One of the tips that security professionals love to give is to use a VPN on public wifi networks. This is great advice and (I personally like PrivateInternetAccess and NordVPN). Recently I noticed nike.com blocks traffic from TOR and VPN providers:
That got me wondering what other websites were blocking traffic from these sources so I decided to test the Alexa Top 1000 websites.
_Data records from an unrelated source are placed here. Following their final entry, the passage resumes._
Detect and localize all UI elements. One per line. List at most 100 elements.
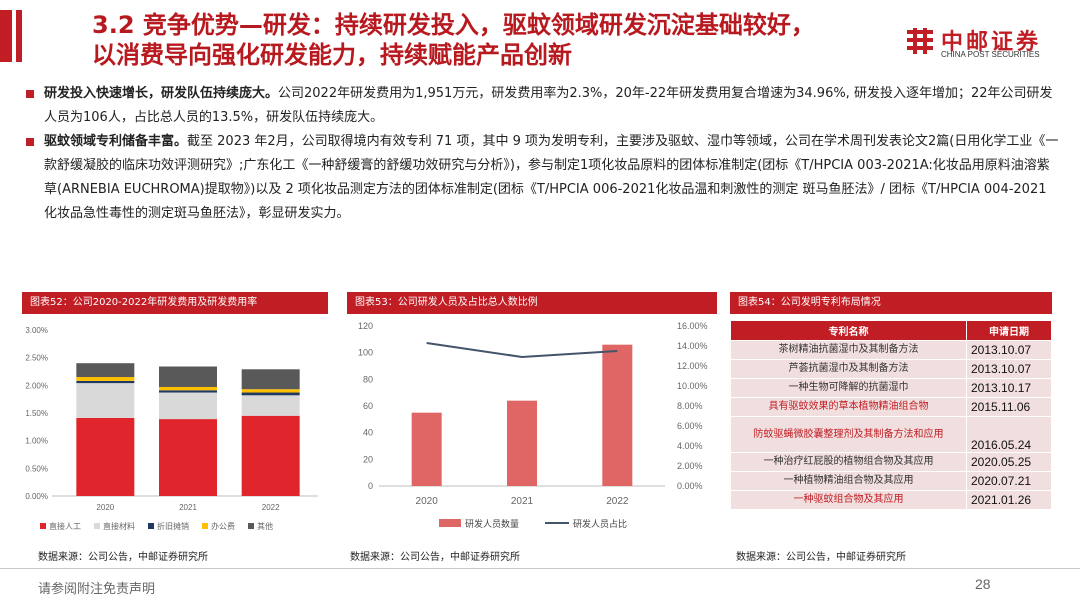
page-number: 28 (975, 576, 991, 592)
patent-name-cell: 一种植物精油组合物及其应用 (730, 471, 967, 491)
y-right-tick-label: 16.00% (677, 321, 708, 331)
table-row: 芦荟抗菌湿巾及其制备方法 2013.10.07 (730, 359, 1052, 379)
bullet-square-icon (26, 138, 34, 146)
y-left-tick-label: 20 (363, 454, 373, 464)
legend-label: 研发人员数量 (465, 518, 519, 529)
bar-segment (241, 369, 300, 390)
x-tick-label: 2022 (262, 503, 280, 512)
bar-segment (76, 377, 135, 381)
bullet-item-patents: 驱蚊领域专利储备丰富。截至 2023 年2月，公司取得境内有效专利 71 项，其… (22, 130, 1062, 226)
data-source: 数据来源：公司公告，中邮证券研究所 (38, 552, 208, 563)
table-row: 一种生物可降解的抗菌湿巾 2013.10.17 (730, 378, 1052, 398)
y-right-tick-label: 12.00% (677, 361, 708, 371)
legend-swatch (94, 523, 100, 529)
bar-segment (76, 363, 135, 378)
patent-table: 专利名称 申请日期 茶树精油抗菌湿巾及其制备方法 2013.10.07 芦荟抗菌湿巾… (730, 320, 1052, 510)
bullet-text: 公司2022年研发费用为1,951万元，研发费用率为2.3%，20年-22年研发… (44, 86, 1053, 125)
y-tick-label: 2.00% (25, 381, 48, 390)
y-right-tick-label: 6.00% (677, 421, 703, 431)
patent-name-cell: 具有驱蚊效果的草本植物精油组合物 (730, 397, 967, 417)
chart-panel-rd-staff: 图表53：公司研发人员及占比总人数比例 (347, 292, 717, 314)
y-tick-label: 3.00% (25, 326, 48, 335)
bullet-square-icon (26, 90, 34, 98)
legend-swatch (248, 523, 254, 529)
bar-segment (76, 417, 135, 496)
bullet-heading: 研发投入快速增长，研发队伍持续庞大。 (44, 86, 279, 101)
bar-segment (159, 390, 217, 393)
legend-label: 其他 (257, 521, 273, 531)
bullet-heading: 驱蚊领域专利储备丰富。 (44, 134, 188, 149)
x-tick-label: 2021 (179, 503, 197, 512)
legend-label: 办公费 (211, 521, 235, 531)
patent-name-cell: 一种生物可降解的抗菌湿巾 (730, 378, 967, 398)
x-tick-label: 2020 (416, 496, 439, 507)
bar-segment (159, 386, 217, 391)
bar-segment (76, 380, 135, 384)
legend-swatch (148, 523, 154, 529)
patent-date-cell: 2015.11.06 (966, 397, 1052, 417)
chart-panel-patents: 图表54：公司发明专利布局情况 (730, 292, 1052, 314)
series-line (426, 342, 618, 359)
table-row: 防蚊驱蝇微胶囊整理剂及其制备方法和应用 2016.05.24 (730, 416, 1052, 453)
column-header: 专利名称 (730, 320, 967, 341)
patent-name-cell: 芦荟抗菌湿巾及其制备方法 (730, 359, 967, 379)
x-tick-label: 2021 (511, 496, 534, 507)
legend-swatch (40, 523, 46, 529)
legend-label: 直接人工 (49, 521, 81, 531)
y-right-tick-label: 4.00% (677, 441, 703, 451)
bar-segment (241, 392, 300, 396)
footer-divider (0, 568, 1080, 569)
table-row: 具有驱蚊效果的草本植物精油组合物 2015.11.06 (730, 397, 1052, 417)
patent-date-cell: 2020.07.21 (966, 471, 1052, 491)
y-right-tick-label: 2.00% (677, 461, 703, 471)
patent-name-cell: 一种治疗红屁股的植物组合物及其应用 (730, 452, 967, 472)
title-accent-stripe (12, 10, 16, 62)
y-tick-label: 2.50% (25, 354, 48, 363)
y-tick-label: 0.50% (25, 464, 48, 473)
patent-date-cell: 2016.05.24 (966, 416, 1052, 453)
chart-title: 图表53：公司研发人员及占比总人数比例 (347, 292, 717, 314)
bar-segment (159, 419, 217, 496)
patent-date-cell: 2020.05.25 (966, 452, 1052, 472)
bar (507, 400, 537, 486)
y-left-tick-label: 80 (363, 374, 373, 384)
bar-segment (241, 389, 300, 393)
y-tick-label: 1.00% (25, 437, 48, 446)
table-header-row: 专利名称 申请日期 (730, 320, 1052, 341)
y-left-tick-label: 60 (363, 401, 373, 411)
patent-name-cell: 茶树精油抗菌湿巾及其制备方法 (730, 340, 967, 360)
legend-label: 研发人员占比 (573, 518, 627, 529)
bullet-item-rd-investment: 研发投入快速增长，研发队伍持续庞大。公司2022年研发费用为1,951万元，研发… (22, 82, 1062, 130)
legend-swatch (439, 519, 461, 527)
page-title: 3.2 竞争优势—研发：持续研发投入，驱蚊领域研发沉淀基础较好， 以消费导向强化… (92, 10, 882, 70)
bullet-list: 研发投入快速增长，研发队伍持续庞大。公司2022年研发费用为1,951万元，研发… (22, 82, 1062, 226)
patent-date-cell: 2021.01.26 (966, 490, 1052, 510)
y-left-tick-label: 120 (358, 321, 373, 331)
patent-date-cell: 2013.10.07 (966, 340, 1052, 360)
y-right-tick-label: 10.00% (677, 381, 708, 391)
bar (602, 344, 633, 486)
china-post-logo-icon (907, 28, 933, 54)
page-title-line2: 以消费导向强化研发能力，持续赋能产品创新 (92, 41, 572, 69)
table-row: 一种驱蚊组合物及其应用 2021.01.26 (730, 490, 1052, 510)
y-left-tick-label: 100 (358, 348, 373, 358)
y-right-tick-label: 8.00% (677, 401, 703, 411)
x-tick-label: 2020 (96, 503, 114, 512)
company-logo: 中邮证券 CHINA POST SECURITIES (905, 24, 1075, 64)
chart-panel-rd-expense: 图表52：公司2020-2022年研发费用及研发费用率 (22, 292, 328, 314)
bar-segment (241, 395, 300, 416)
patent-name-cell: 一种驱蚊组合物及其应用 (730, 490, 967, 510)
rd-staff-combo-chart: 0 20 40 60 80 100 120 0.00% 2.00% 4.00% 6.00% 8.00%… (358, 321, 708, 529)
patent-name-cell: 防蚊驱蝇微胶囊整理剂及其制备方法和应用 (730, 416, 967, 453)
y-right-tick-label: 0.00% (677, 481, 703, 491)
patent-date-cell: 2013.10.07 (966, 359, 1052, 379)
bar-segment (159, 392, 217, 420)
patent-date-cell: 2013.10.17 (966, 378, 1052, 398)
title-accent-bar (0, 10, 22, 62)
chart-title: 图表52：公司2020-2022年研发费用及研发费用率 (22, 292, 328, 314)
data-source: 数据来源：公司公告，中邮证券研究所 (736, 552, 906, 563)
data-source: 数据来源：公司公告，中邮证券研究所 (350, 552, 520, 563)
footer-disclaimer: 请参阅附注免责声明 (38, 582, 156, 597)
y-left-tick-label: 0 (368, 481, 373, 491)
table-row: 一种植物精油组合物及其应用 2020.07.21 (730, 471, 1052, 491)
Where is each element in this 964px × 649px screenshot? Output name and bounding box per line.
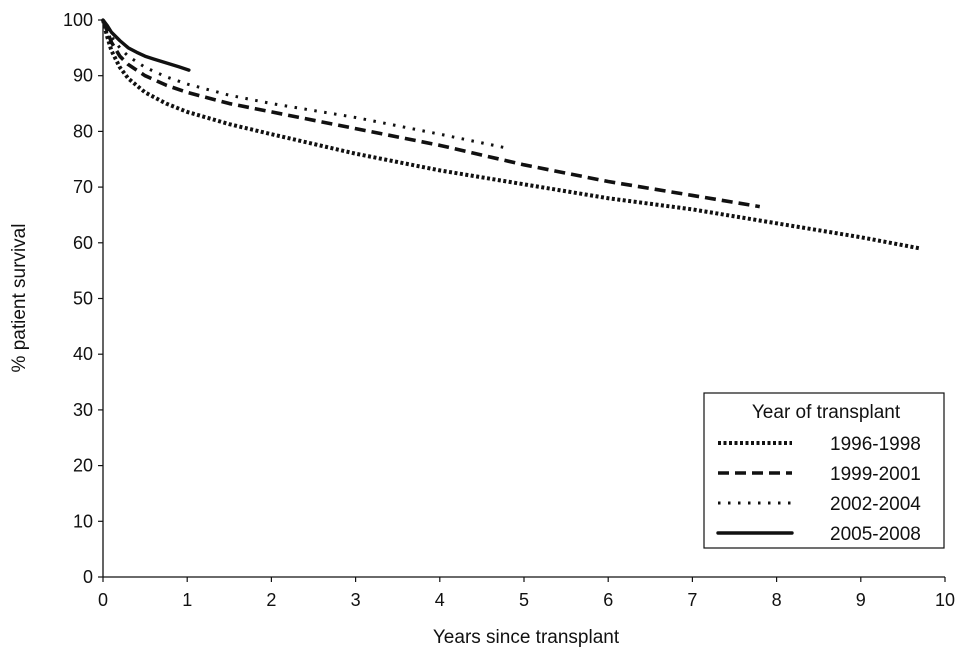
legend: Year of transplant 1996-1998 1999-2001 200… xyxy=(703,392,945,549)
legend-title: Year of transplant xyxy=(752,402,901,423)
x-tick-label: 5 xyxy=(519,590,529,610)
legend-label-2002-2004: 2002-2004 xyxy=(830,494,921,515)
y-axis-title: % patient survival xyxy=(9,224,30,373)
x-tick-label: 9 xyxy=(856,590,866,610)
x-tick-label: 8 xyxy=(772,590,782,610)
y-tick-label: 10 xyxy=(73,511,93,531)
y-tick-label: 100 xyxy=(63,10,93,30)
x-axis-title: Years since transplant xyxy=(433,627,620,648)
x-tick-label: 2 xyxy=(266,590,276,610)
x-tick-label: 7 xyxy=(687,590,697,610)
x-tick-label: 0 xyxy=(98,590,108,610)
y-tick-label: 80 xyxy=(73,121,93,141)
y-tick-label: 70 xyxy=(73,177,93,197)
legend-label-1999-2001: 1999-2001 xyxy=(830,464,921,485)
series-line-2005-2008 xyxy=(101,18,191,72)
y-tick-label: 30 xyxy=(73,400,93,420)
series-line-1999-2001 xyxy=(101,19,761,209)
axes: 0 10 20 30 40 50 60 70 80 90 100 0 1 2 3 4 5 6 7 8 9 10 xyxy=(63,10,955,610)
y-tick-label: 60 xyxy=(73,233,93,253)
legend-box xyxy=(703,392,945,549)
series-line-2002-2004 xyxy=(101,19,508,150)
x-tick-label: 6 xyxy=(603,590,613,610)
x-tick-label: 4 xyxy=(435,590,445,610)
y-tick-label: 20 xyxy=(73,456,93,476)
y-tick-label: 90 xyxy=(73,66,93,86)
y-tick-label: 40 xyxy=(73,344,93,364)
x-tick-label: 3 xyxy=(351,590,361,610)
x-tick-label: 1 xyxy=(182,590,192,610)
series-layer xyxy=(101,18,921,251)
y-tick-label: 50 xyxy=(73,289,93,309)
legend-label-1996-1998: 1996-1998 xyxy=(830,434,921,455)
legend-label-2005-2008: 2005-2008 xyxy=(830,524,921,545)
y-tick-label: 0 xyxy=(83,567,93,587)
x-tick-label: 10 xyxy=(935,590,955,610)
series-line-1996-1998 xyxy=(101,19,921,251)
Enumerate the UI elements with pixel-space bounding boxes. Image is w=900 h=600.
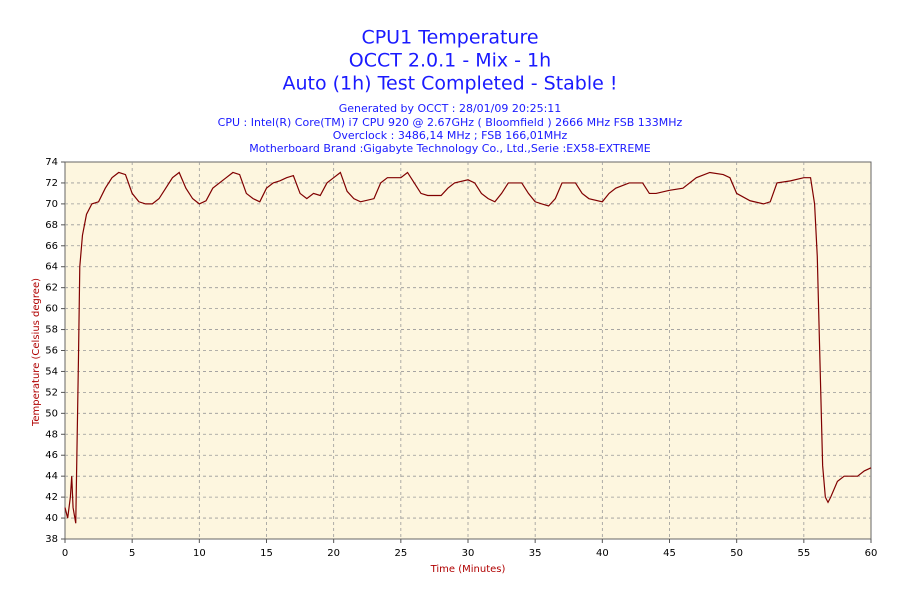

First I needed to get a list of the Top 1000 websites. To do this I used this line of command line kung fu that grabs a CSV of the top 1 million websites and puts the top 1000 in a urls.txt file:
curl -s -O s3.amazonaws.com/alexa-static/top-1m.csv.zip ; unzip -q -o top-1m.csv.zip top-1m.csv ; head -1000 top-1m.csv | cut -d, -f2 | cut -d/ -f1 > urls.txt
Here is the output from this command.
I now needed to automatically take a screenshot of 1000 websites. I had started to write my own terrible python script using selenium until Chris Truncer pointed me to his amazing project called EyeWitness.
The command I used was:
./Eyewitness.py --web -f urls.txt
During my first test using PrivateInternetAccess I found 11 of 1000* blocked access with a 401/404:
With craigslist.org, nike.com, ticketmaster.com and hilton.com being the most inpactful websites on that list:
I then ran the test again through tor (using the tor container I built) and found 40 of 1000* blocked access with a 401/404: :
With many more asking for a captcha before gaining access:
Epilogue: I play defense in my day job. I understand the need stop malicious traffic from reaching your website. This isn’t an indictment just an academic exercise although if more and more websites take this approach tools like TOR and commercial VPNs will become less useful.
I was surprised at how many porn websites are in the top 1000 overall websites.
It takes 1.8 gigs of storage to screenshot the top 1000 websites.
*Your results will vary on what is blocked based on exit node, VPN, time you test and what color shirt you have one.